Prólogo
Imarig tenía ocho años cuando hizo su primer bote. Era horrible, pero no pesaba casi nada y resistía más que la mayoría. Sus padres estaban muy orgullosos de él, y le aseguraron que pronto mejoraría en el aspecto estético.
A los dieciocho años, sobreprotegido y mimado, estaba convencido de que esa era la única cosa en la que sus padres se equivocaban. Si en diez años no había mejorado nada su habilidad para tallar en el hueso azulado de los Antiguos, era poco probable que ocurriera más adelante. Pero no le importaba que sus deformaciones dieran risa a primera vista, porque su fama como el más rápido y efectivo “escultor” de la familia Nivante se le había subido a la cabeza.
Ser un prodigio no estaba nada mal: todos querían ser sus amigos y nadie regateaba a la hora de encargarle un trabajo, ni siquiera cuando se trataba de objetos comunes, que no tenían ninguna de las ventajas de sus deformaciones, pero eran igual de feos. Por supuesto, los únicos botes que vendia que no vinieran del hueso de los antiguos, eran pequeños adornos y juguetes. Vender un bote real con su “estilo” hubiera sido homicidio. Y posiblemente nadie lo hubiera culpado. Estaba todo en la fama. Ya de por sí la gente solía tener gafas rosas cuando de emisars se trataba, y por lo visto era más cuando veían a uno que destacaba. Los envidiosos y los que intentaban ser la voz de la razón no faltaban, pero era fácil ignorarlos en medio del aplauso.
A pesar de lo mucho que se regodeaba entre amigos, fama y fortuna, lo mejor de su vida seguía siendo su familia. No sólo porque eran los que le habían enseñado a tallar, unir y deformar, sino por la conexión que compartía con cada uno, y el hogar que conformaban en conjunto. Sus padres y hermanos mayores lo comprendían y cuidaban de él; cada cual a su manera. Unos más exigentes, como su madre, otros sobreprotectores como su padre. Unos preferían apañarle sus travesuras y otros lo regañaban por su propio bien. Su hermana predilecta era la que lo desafiaba y se burlaba de su estética siempre que él quería conformarse, pero aseguraba que era sólo porque se ponía de su parte cuando aparecia uno de esos “envidiosos''. No como su abuelo, que era paciente para instruirlo pero siempre le daba cuerda a sus críticos.
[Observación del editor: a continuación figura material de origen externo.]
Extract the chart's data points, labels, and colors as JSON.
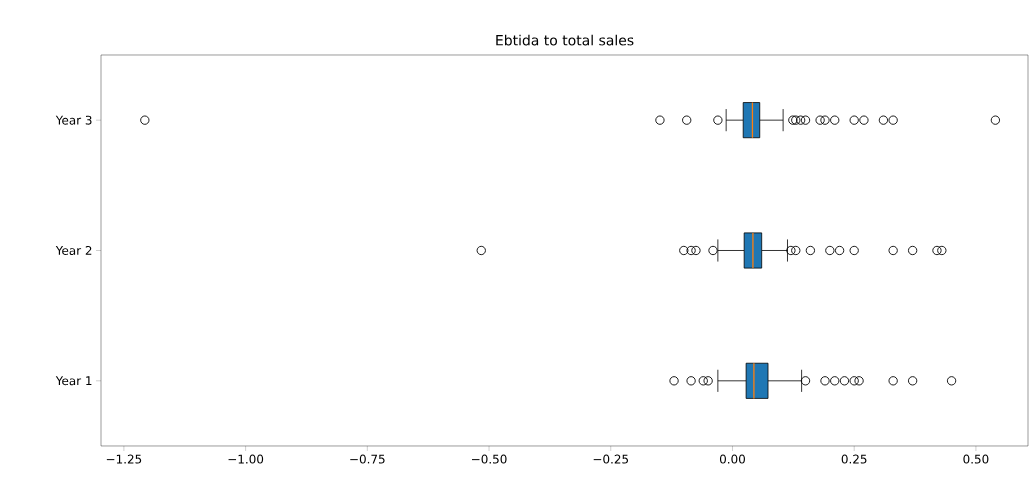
{
  "chart_data": {
    "type": "box",
    "orientation": "horizontal",
    "title": "Ebtida to total sales",
    "categories": [
      "Year 3",
      "Year 2",
      "Year 1"
    ],
    "color": "#1f77b4",
    "boxes": [
      {
        "low": -0.013,
        "q1": 0.022,
        "median": 0.041,
        "q3": 0.056,
        "high": 0.104,
        "outliers": [
          -1.207,
          -0.149,
          -0.094,
          -0.03,
          0.124,
          0.13,
          0.14,
          0.15,
          0.18,
          0.19,
          0.21,
          0.25,
          0.27,
          0.31,
          0.33,
          0.54
        ]
      },
      {
        "low": -0.03,
        "q1": 0.024,
        "median": 0.042,
        "q3": 0.06,
        "high": 0.113,
        "outliers": [
          -0.516,
          -0.1,
          -0.085,
          -0.075,
          -0.04,
          0.12,
          0.13,
          0.16,
          0.2,
          0.22,
          0.25,
          0.33,
          0.37,
          0.42,
          0.43
        ]
      },
      {
        "low": -0.03,
        "q1": 0.028,
        "median": 0.044,
        "q3": 0.073,
        "high": 0.142,
        "outliers": [
          -0.12,
          -0.085,
          -0.06,
          -0.05,
          0.15,
          0.19,
          0.21,
          0.23,
          0.25,
          0.26,
          0.33,
          0.37,
          0.45
        ]
      }
    ],
    "xlim": [
      -1.297,
      0.607
    ],
    "xticks": [
      {
        "value": -1.25,
        "label": "−1.25"
      },
      {
        "value": -1.0,
        "label": "−1.00"
      },
      {
        "value": -0.75,
        "label": "−0.75"
      },
      {
        "value": -0.5,
        "label": "−0.50"
      },
      {
        "value": -0.25,
        "label": "−0.25"
      },
      {
        "value": 0,
        "label": "0.00"
      },
      {
        "value": 0.25,
        "label": "0.25"
      },
      {
        "value": 0.5,
        "label": "0.50"
      }
    ]
  }
}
En cualquier caso, las generaciones anteriores, así como su hermana y primos mayores, cuidaban mucho de él. En pago, lo único que pedían era que cuidara de igual forma a los más pequeños de la familia, y que continuara con el legado familiar de la escultura de deformación; dos actividades que él hubiera hecho de todas formas.
Imarig era feliz en el palafito de dos plantas que habitaba con la mitad de los Nivante, en la playa sur de la Isla de los Arqueólogos.
Y luego, conoció a Teada, una de esas emisars de azul que viajaban por el mundo intentando convencer a los demás de ser menos como ellos mismos y más como ella les sugería.
La muchacha debía tener veintipocos años, y quería que él le construyera un velero. No uno de verdad, sino un juguete. Con un diseño específico que no hubiera sido demasiado problema para su hermana o su primo, pero sí para él.
Intentó explicárselo a la chica, pero ella dijo que sólo quería tener un modelo construido por él prodigio del que hablaban todos. No tenía sentido, entonces, que quisiera un diseño en particular. Pero la viajera estaba sonriendo y revolviendo sus rizos castaños de una forma muy curiosa.
Así que Imarig aceptó la tarea, y todo se vino abajo.
El eje de todos los mundos posibles no tiene esquinas ni aristas.